Scleroderma – Causes, Classification

Scleroderma is a disease of connective tissue and is autoimmune. It usually features spontaneous scarring, blood vessel disease, skin thickening and varying degrees of inflammation. These illness occur when the immune system attack the tissues of the body. This condition is characterized by scar formation in the organs and skin. this leads to firmness and thickness of those areas. It is also known as systematic sclerosis when, it is widespread or diffused.

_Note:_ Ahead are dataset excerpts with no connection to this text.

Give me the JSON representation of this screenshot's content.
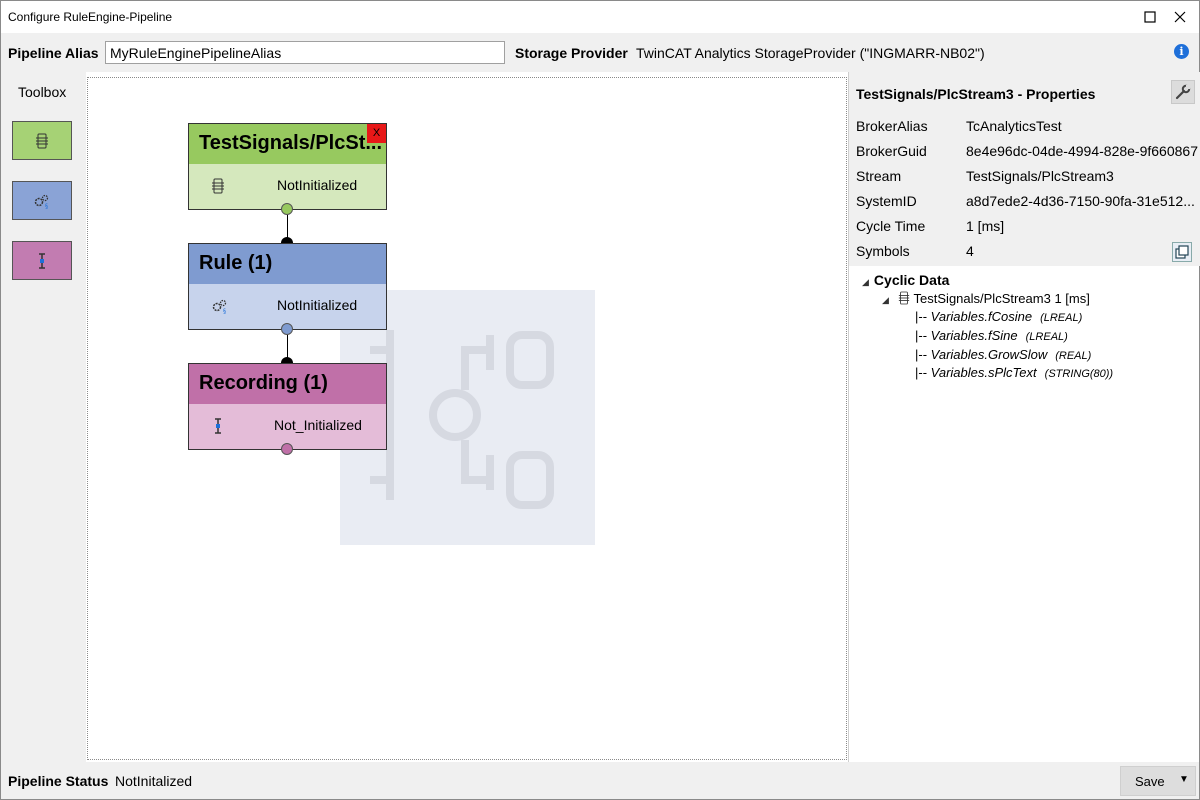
{
  "window": {
    "title": "Configure RuleEngine-Pipeline"
  },
  "header": {
    "alias_label": "Pipeline Alias",
    "alias_value": "MyRuleEnginePipelineAlias",
    "storage_label": "Storage Provider",
    "storage_value": "TwinCAT Analytics StorageProvider (\"INGMARR-NB02\")"
  },
  "toolbox": {
    "title": "Toolbox",
    "tools": [
      {
        "name": "stream-tool",
        "color": "#a6d275"
      },
      {
        "name": "rule-tool",
        "color": "#8aa3d6"
      },
      {
        "name": "recording-tool",
        "color": "#c27cb1"
      }
    ]
  },
  "nodes": [
    {
      "title": "TestSignals/PlcSt...",
      "status": "NotInitialized",
      "close": "X",
      "color": "#97c95f"
    },
    {
      "title": "Rule (1)",
      "status": "NotInitialized",
      "color": "#7f9bd0"
    },
    {
      "title": "Recording (1)",
      "status": "Not_Initialized",
      "color": "#c070a8"
    }
  ],
  "properties": {
    "title": "TestSignals/PlcStream3 - Properties",
    "rows": [
      {
        "key": "BrokerAlias",
        "value": "TcAnalyticsTest"
      },
      {
        "key": "BrokerGuid",
        "value": "8e4e96dc-04de-4994-828e-9f660867"
      },
      {
        "key": "Stream",
        "value": "TestSignals/PlcStream3"
      },
      {
        "key": "SystemID",
        "value": "a8d7ede2-4d36-7150-90fa-31e512..."
      },
      {
        "key": "Cycle Time",
        "value": "1 [ms]"
      },
      {
        "key": "Symbols",
        "value": "4"
      }
    ],
    "tree": {
      "root": "Cyclic Data",
      "stream": "TestSignals/PlcStream3 1 [ms]",
      "variables": [
        {
          "prefix": "|--",
          "name": "Variables.fCosine",
          "type": "(LREAL)"
        },
        {
          "prefix": "|--",
          "name": "Variables.fSine",
          "type": "(LREAL)"
        },
        {
          "prefix": "|--",
          "name": "Variables.GrowSlow",
          "type": "(REAL)"
        },
        {
          "prefix": "|--",
          "name": "Variables.sPlcText",
          "type": "(STRING(80))"
        }
      ]
    }
  },
  "statusbar": {
    "label": "Pipeline Status",
    "value": "NotInitalized",
    "save_label": "Save"
  }
}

The exact cause of scleroderma is not known. Some evidences have been found by the researchers about the importance of factors. However, an important role is being played by the environment. Thus, the immune system is activated and injury is caused to the tissues. This is similar to the scar-tissue formation. A pre-disposition is caused by the genes and scleroderma is caused. It is very unusual to find auto immune diseases in the families of scleroderma patients.  The disease is very frequently found in women than in men.

The classification of scleroderma can be done on the basis of location and degree of skin involvement. Thus the classification of scleroderma is done in two main groups. These include limited and diffused. However, the terms vary. For example, according to some investigators, the two main groups include systematic and localized.

Symmetric thickening of the skin is involved in the diffuse form of scleroderma. This also involves symmetric thickening of skin of the trunk, face, and extremities. The trunk includes the back, chest, flanks and the abdomen. This progresses rapidly for hardening an early inflammatory phase. The occurrence of organ disease is found to be very serious. The organs that are affected include the bowels, lungs and esophagus.